Nous venons d’une famille où tout le monde collectionne, mon père était fasciné par le 18e siècle français, ma mère collectionnait les bijoux et les costumes… Plus jeunes, on nous trainait dans les musées, puis nous y avons pris goût, et on continue aujourd’hui de transmettre cette culture. C’est rare et unique de transmettre un savoir, parce que quand les gens achètent du parfum, ils achètent une bouteille, une histoire, une égérie, mais ils n’achètent pas un savoir-faire. Chez nous, il y a la possibilité de suivre ce savoir-faire, l’histoire du parfum à travers les âges : c’est une ouverture très spéciale que nous essayons de transmettre et de partager. Nous avons également le musée du costume, du bijou, et celui de Jean-Honoré dont mon père a constitué la collection d’œuvres du peintre, pour rendre hommage à ce nom qui nous a abrité.
Quelle est votre fragrance favorite chez Fragonard en ce moment ?
Agnès : Nous travaillons sur de nouvelles lignes donc en ce moment, je les porte et les essaye, et c’est difficile de dire quel est mon préféré. En ce moment, je travaille sur une fleur d’oranger très concentrée, qui va sortir très bientôt. Anne : Moi, je mets des parfums plus anciens puisque je me suis remis à porter Billet doux et Caresse. Françoise, elle, est très sensible aux parfums et un peu allergique, alors nous diront l’odeur de l’air frais.

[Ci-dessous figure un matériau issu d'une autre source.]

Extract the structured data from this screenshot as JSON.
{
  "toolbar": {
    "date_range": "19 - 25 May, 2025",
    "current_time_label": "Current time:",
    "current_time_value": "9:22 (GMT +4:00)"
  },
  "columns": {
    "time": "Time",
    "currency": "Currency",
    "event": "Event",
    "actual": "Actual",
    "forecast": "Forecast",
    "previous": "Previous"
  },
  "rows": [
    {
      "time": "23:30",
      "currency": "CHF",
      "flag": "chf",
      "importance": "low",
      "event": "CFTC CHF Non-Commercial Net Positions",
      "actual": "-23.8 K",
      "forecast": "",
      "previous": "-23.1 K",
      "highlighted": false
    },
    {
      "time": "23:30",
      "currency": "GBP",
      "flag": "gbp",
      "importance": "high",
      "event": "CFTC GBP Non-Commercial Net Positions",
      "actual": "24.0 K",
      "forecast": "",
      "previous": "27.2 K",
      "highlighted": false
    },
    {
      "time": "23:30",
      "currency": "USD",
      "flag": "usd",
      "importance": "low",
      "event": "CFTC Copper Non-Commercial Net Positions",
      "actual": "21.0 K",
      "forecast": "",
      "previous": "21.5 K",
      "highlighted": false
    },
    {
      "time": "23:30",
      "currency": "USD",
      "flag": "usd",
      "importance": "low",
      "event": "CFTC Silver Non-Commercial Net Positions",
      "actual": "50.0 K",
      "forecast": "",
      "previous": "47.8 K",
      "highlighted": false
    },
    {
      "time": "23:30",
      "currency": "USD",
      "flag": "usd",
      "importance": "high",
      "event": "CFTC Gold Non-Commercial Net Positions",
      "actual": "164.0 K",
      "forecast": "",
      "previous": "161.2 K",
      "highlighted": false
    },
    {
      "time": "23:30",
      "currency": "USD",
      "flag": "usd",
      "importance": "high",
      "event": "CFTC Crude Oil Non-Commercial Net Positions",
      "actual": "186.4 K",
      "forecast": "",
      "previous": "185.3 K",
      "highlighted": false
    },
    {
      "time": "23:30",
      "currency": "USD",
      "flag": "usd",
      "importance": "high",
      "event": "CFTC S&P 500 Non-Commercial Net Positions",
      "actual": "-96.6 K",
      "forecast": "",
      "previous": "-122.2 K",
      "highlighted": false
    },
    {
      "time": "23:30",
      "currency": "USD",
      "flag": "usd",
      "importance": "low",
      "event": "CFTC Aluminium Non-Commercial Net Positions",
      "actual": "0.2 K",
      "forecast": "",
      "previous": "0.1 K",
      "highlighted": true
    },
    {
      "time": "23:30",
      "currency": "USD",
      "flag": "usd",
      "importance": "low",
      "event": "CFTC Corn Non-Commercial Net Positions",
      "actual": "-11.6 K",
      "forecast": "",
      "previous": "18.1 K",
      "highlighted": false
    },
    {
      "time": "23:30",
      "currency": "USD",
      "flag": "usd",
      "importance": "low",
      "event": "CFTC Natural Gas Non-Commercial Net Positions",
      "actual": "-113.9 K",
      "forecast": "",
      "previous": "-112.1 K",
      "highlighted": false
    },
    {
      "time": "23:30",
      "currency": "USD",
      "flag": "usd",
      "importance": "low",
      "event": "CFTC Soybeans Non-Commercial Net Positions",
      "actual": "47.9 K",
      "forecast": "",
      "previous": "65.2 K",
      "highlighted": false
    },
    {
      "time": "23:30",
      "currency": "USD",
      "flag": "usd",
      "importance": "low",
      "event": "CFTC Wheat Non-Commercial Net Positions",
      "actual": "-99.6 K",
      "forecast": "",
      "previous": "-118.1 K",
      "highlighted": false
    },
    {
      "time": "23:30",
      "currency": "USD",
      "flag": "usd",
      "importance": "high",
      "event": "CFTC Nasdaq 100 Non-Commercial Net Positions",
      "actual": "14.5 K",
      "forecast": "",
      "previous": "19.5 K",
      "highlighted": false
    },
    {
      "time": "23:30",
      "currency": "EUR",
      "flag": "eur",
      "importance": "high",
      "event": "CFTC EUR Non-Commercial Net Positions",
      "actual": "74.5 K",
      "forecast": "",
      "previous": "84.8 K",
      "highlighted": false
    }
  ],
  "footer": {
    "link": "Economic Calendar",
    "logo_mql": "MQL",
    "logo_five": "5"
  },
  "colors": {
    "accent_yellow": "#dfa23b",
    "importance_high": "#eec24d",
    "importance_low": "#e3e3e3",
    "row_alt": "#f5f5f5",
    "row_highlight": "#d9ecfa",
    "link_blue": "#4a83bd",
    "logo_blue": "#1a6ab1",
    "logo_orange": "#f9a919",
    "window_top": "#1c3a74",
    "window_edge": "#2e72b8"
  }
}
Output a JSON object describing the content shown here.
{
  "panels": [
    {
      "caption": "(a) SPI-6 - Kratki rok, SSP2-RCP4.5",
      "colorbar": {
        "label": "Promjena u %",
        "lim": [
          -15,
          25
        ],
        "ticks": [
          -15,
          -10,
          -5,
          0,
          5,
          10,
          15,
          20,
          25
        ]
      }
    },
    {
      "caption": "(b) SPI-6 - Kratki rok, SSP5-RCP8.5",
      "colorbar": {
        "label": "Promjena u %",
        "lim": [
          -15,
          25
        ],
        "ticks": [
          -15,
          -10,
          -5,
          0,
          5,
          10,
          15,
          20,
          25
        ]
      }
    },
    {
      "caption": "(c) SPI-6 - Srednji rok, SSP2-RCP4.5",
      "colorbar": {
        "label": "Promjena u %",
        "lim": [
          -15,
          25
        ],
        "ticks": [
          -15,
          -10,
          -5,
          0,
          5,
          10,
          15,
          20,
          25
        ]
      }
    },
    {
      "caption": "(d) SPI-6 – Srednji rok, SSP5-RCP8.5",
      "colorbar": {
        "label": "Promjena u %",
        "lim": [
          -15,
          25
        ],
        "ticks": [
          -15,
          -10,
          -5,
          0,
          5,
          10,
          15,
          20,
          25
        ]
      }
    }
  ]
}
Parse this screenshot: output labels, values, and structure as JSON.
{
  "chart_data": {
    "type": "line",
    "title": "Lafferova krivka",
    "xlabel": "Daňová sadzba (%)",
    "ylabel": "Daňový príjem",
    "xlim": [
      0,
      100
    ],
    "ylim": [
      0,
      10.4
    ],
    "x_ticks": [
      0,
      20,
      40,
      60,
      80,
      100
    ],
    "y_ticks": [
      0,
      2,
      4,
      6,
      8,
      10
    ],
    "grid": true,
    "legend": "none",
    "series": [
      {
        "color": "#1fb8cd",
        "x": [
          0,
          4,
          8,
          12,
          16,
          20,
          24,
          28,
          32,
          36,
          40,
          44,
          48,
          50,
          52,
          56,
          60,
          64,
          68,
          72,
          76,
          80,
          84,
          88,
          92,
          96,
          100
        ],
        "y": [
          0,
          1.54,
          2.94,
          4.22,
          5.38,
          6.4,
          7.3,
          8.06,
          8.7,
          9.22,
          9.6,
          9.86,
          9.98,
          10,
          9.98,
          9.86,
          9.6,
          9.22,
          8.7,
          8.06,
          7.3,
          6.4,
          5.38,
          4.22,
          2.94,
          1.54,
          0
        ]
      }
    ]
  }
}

Vous représentez la 4e génération de la maison, pensez-vous que la 5e génération (vos enfants) reprendra le flambeau ?
On les laisse libre. Pour l’instant, nous sommes une génération intermédiaire, avec nos neveux. Le fils du mari de Françoise qui a 33 ans, travaille avec nous et notre nièce de 27 ans travaille avec Anne. Cette génération est formidable, car ils se donnent un mal fou, ce n’est pas parce qu’ils sont de notre famille qu’ils sont bons, mais ils savent être excellents. Françoise et moi avons des enfants du même âge, entre 8 et 10 ans. Ils sont encore jeunes et nous parlent de devenir pompier, ambulancier ou policier. On va leur laisser un peu de temps.